Sur l’état des centres de rétention administrative, nous rejoignons la Contrôleure générale des lieux de privation de liberté, qui déplore des investissements immobiliers prioritairement orientés vers un accroissement de la sécurité, et non vers un entretien et une réfection des locaux permettant d’assurer a minima un accueil digne des personnes retenues.
À l’occasion du futur débat sur le projet de loi sur l’asile et l’immigration, nous aurons l’occasion de revenir plus précisément sur ces points. Pour l’heure, nous ne voterons pas les crédits de cette mission budgétaire, qui sont bien loin de répondre à des situations humaines, parfois dramatiques dont les causes sont trop souvent ignorées. (Applaudissements sur les travées des groupes SER et GEST.)
M. le président. La parole est à Mme Nathalie Goulet.

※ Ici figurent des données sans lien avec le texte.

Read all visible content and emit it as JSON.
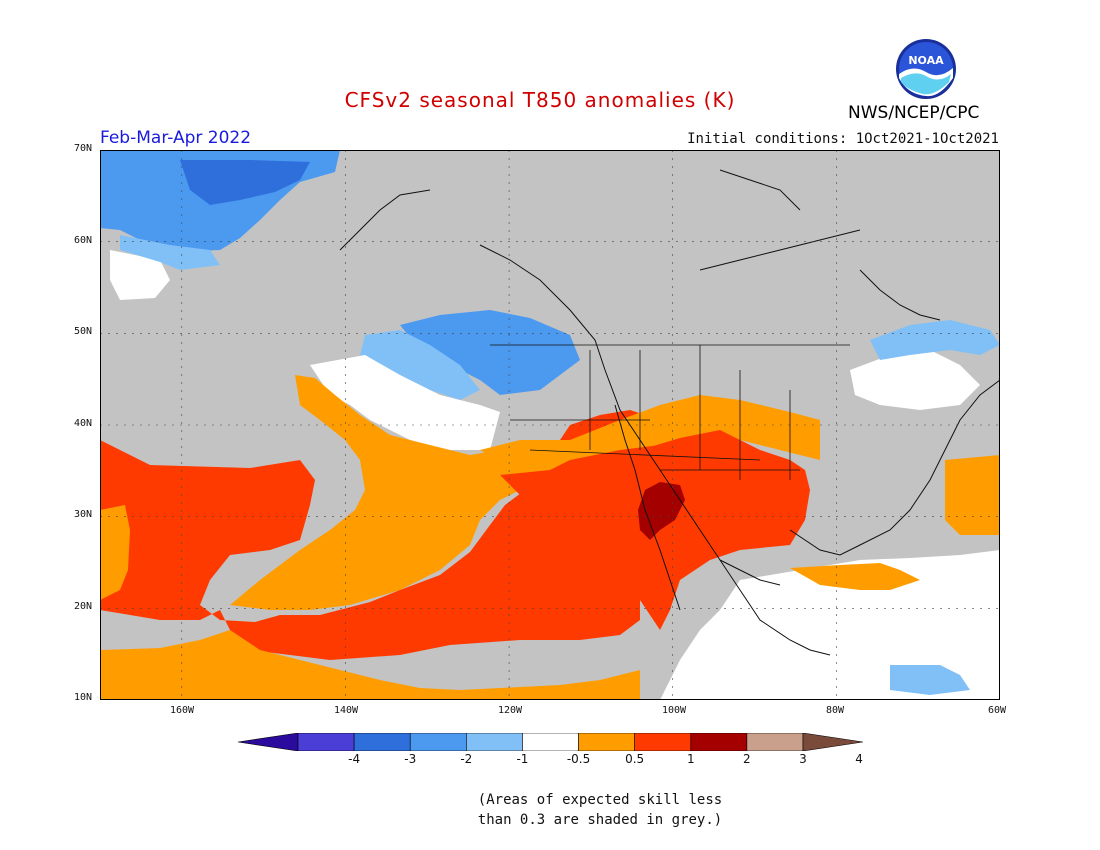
{
  "title": "CFSv2 seasonal T850 anomalies (K)",
  "period": "Feb-Mar-Apr 2022",
  "initial_conditions": "Initial conditions: 1Oct2021-1Oct2021",
  "organization": "NWS/NCEP/CPC",
  "logo_text": "NOAA",
  "map": {
    "lat_ticks": [
      "10N",
      "20N",
      "30N",
      "40N",
      "50N",
      "60N",
      "70N"
    ],
    "lon_ticks": [
      "160W",
      "140W",
      "120W",
      "100W",
      "80W",
      "60W"
    ],
    "lon_range": [
      -170,
      -60
    ],
    "lat_range": [
      10,
      70
    ],
    "grid": true
  },
  "legend": {
    "levels": [
      "-4",
      "-3",
      "-2",
      "-1",
      "-0.5",
      "0.5",
      "1",
      "2",
      "3",
      "4"
    ],
    "colors": [
      "#2b0a9e",
      "#4a3ed6",
      "#2e6fdc",
      "#4c99f0",
      "#80c0f6",
      "#ffffff",
      "#ff9d00",
      "#ff3a00",
      "#a50000",
      "#c8a08c",
      "#7a4a3a"
    ]
  },
  "colors": {
    "grey": "#c3c3c3",
    "white": "#ffffff",
    "orange": "#ff9d00",
    "red": "#ff3a00",
    "darkred": "#a50000",
    "lightblue": "#80c0f6",
    "blue": "#4c99f0",
    "darkblue": "#2e6fdc"
  },
  "footnote": {
    "line1": "(Areas of expected skill less",
    "line2": "than 0.3 are shaded in grey.)"
  }
}
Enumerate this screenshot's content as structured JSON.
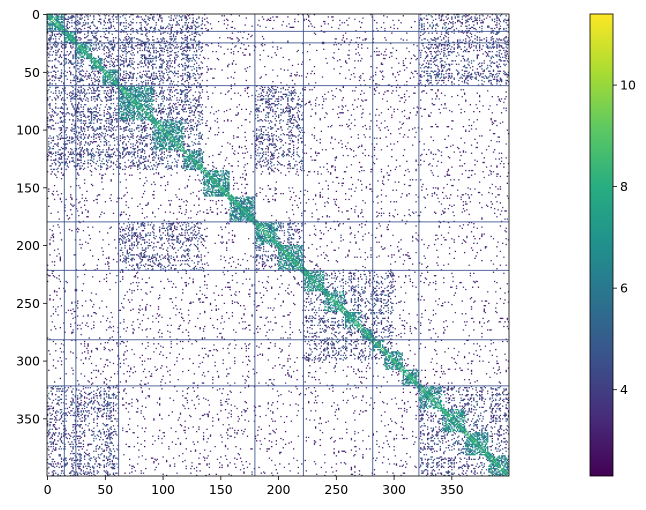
{
  "chart_data": {
    "type": "heatmap",
    "title": "",
    "xlabel": "",
    "ylabel": "",
    "x_range": [
      0,
      400
    ],
    "y_range": [
      0,
      400
    ],
    "y_inverted": true,
    "x_ticks": [
      0,
      50,
      100,
      150,
      200,
      250,
      300,
      350
    ],
    "y_ticks": [
      0,
      50,
      100,
      150,
      200,
      250,
      300,
      350
    ],
    "colorbar": {
      "colormap": "viridis",
      "range": [
        2.3,
        11.4
      ],
      "ticks": [
        4,
        6,
        8,
        10
      ]
    },
    "blocks": [
      [
        0,
        15
      ],
      [
        15,
        25
      ],
      [
        25,
        38
      ],
      [
        38,
        48
      ],
      [
        48,
        62
      ],
      [
        62,
        92
      ],
      [
        92,
        118
      ],
      [
        118,
        135
      ],
      [
        135,
        158
      ],
      [
        158,
        180
      ],
      [
        180,
        200
      ],
      [
        200,
        222
      ],
      [
        222,
        240
      ],
      [
        240,
        258
      ],
      [
        258,
        272
      ],
      [
        272,
        282
      ],
      [
        282,
        292
      ],
      [
        292,
        308
      ],
      [
        308,
        322
      ],
      [
        322,
        342
      ],
      [
        342,
        362
      ],
      [
        362,
        382
      ],
      [
        382,
        400
      ]
    ],
    "dense_regions": [
      [
        62,
        135,
        62,
        135
      ],
      [
        180,
        222,
        180,
        222
      ],
      [
        322,
        400,
        322,
        400
      ],
      [
        0,
        62,
        0,
        62
      ],
      [
        62,
        135,
        0,
        62
      ],
      [
        180,
        222,
        62,
        135
      ],
      [
        322,
        400,
        0,
        62
      ],
      [
        222,
        300,
        222,
        300
      ]
    ],
    "lines": [
      15,
      25,
      62,
      180,
      222,
      282,
      322
    ],
    "background": "#ffffff",
    "grid": false
  }
}
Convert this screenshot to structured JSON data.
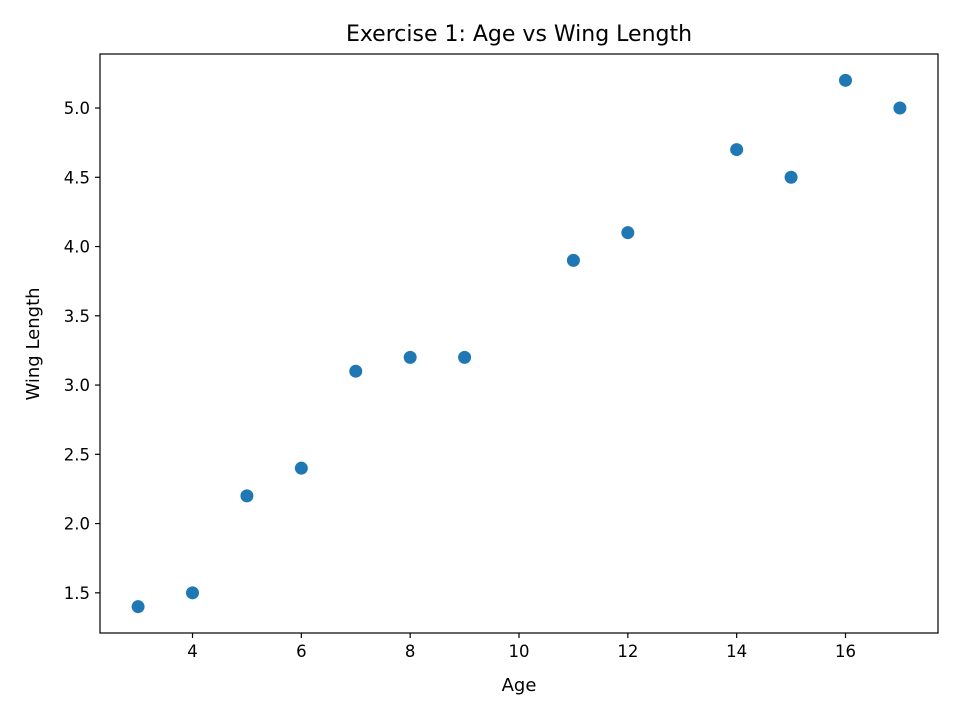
{
  "chart_data": {
    "type": "scatter",
    "title": "Exercise 1: Age vs Wing Length",
    "xlabel": "Age",
    "ylabel": "Wing Length",
    "x": [
      3,
      4,
      5,
      6,
      7,
      8,
      9,
      11,
      12,
      14,
      15,
      16,
      17
    ],
    "y": [
      1.4,
      1.5,
      2.2,
      2.4,
      3.1,
      3.2,
      3.2,
      3.9,
      4.1,
      4.7,
      4.5,
      5.2,
      5.0
    ],
    "xlim": [
      2.3,
      17.7
    ],
    "ylim": [
      1.21,
      5.39
    ],
    "xticks": [
      4,
      6,
      8,
      10,
      12,
      14,
      16
    ],
    "yticks": [
      1.5,
      2.0,
      2.5,
      3.0,
      3.5,
      4.0,
      4.5,
      5.0
    ],
    "xtick_labels": [
      "4",
      "6",
      "8",
      "10",
      "12",
      "14",
      "16"
    ],
    "ytick_labels": [
      "1.5",
      "2.0",
      "2.5",
      "3.0",
      "3.5",
      "4.0",
      "4.5",
      "5.0"
    ],
    "grid": false,
    "marker_color": "#1f77b4"
  }
}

Mme Nathalie Goulet. Monsieur le président, monsieur le ministre, mes chers collègues, je remercie Muriel Jourda de son rapport pour avis.
Comme Mme Assassi, je regrette que la position de la commission des finances ne nous ait pas été donnée. Comme le dirait l’Ecclésiaste, que vous devez connaître, monsieur le rapporteur spécial, il y a un temps pour tout : un temps pour les discours et un temps pour être rapporteur spécial. L’éclairage de la commission des finances manque à ceux qui n’en sont pas membres. (Applaudissements sur les travées des groupes UC, RDSE, GEST, SER et CRCE. – Mme Esther Benbassa applaudit également.) Heureusement que nous disposons du rapport écrit.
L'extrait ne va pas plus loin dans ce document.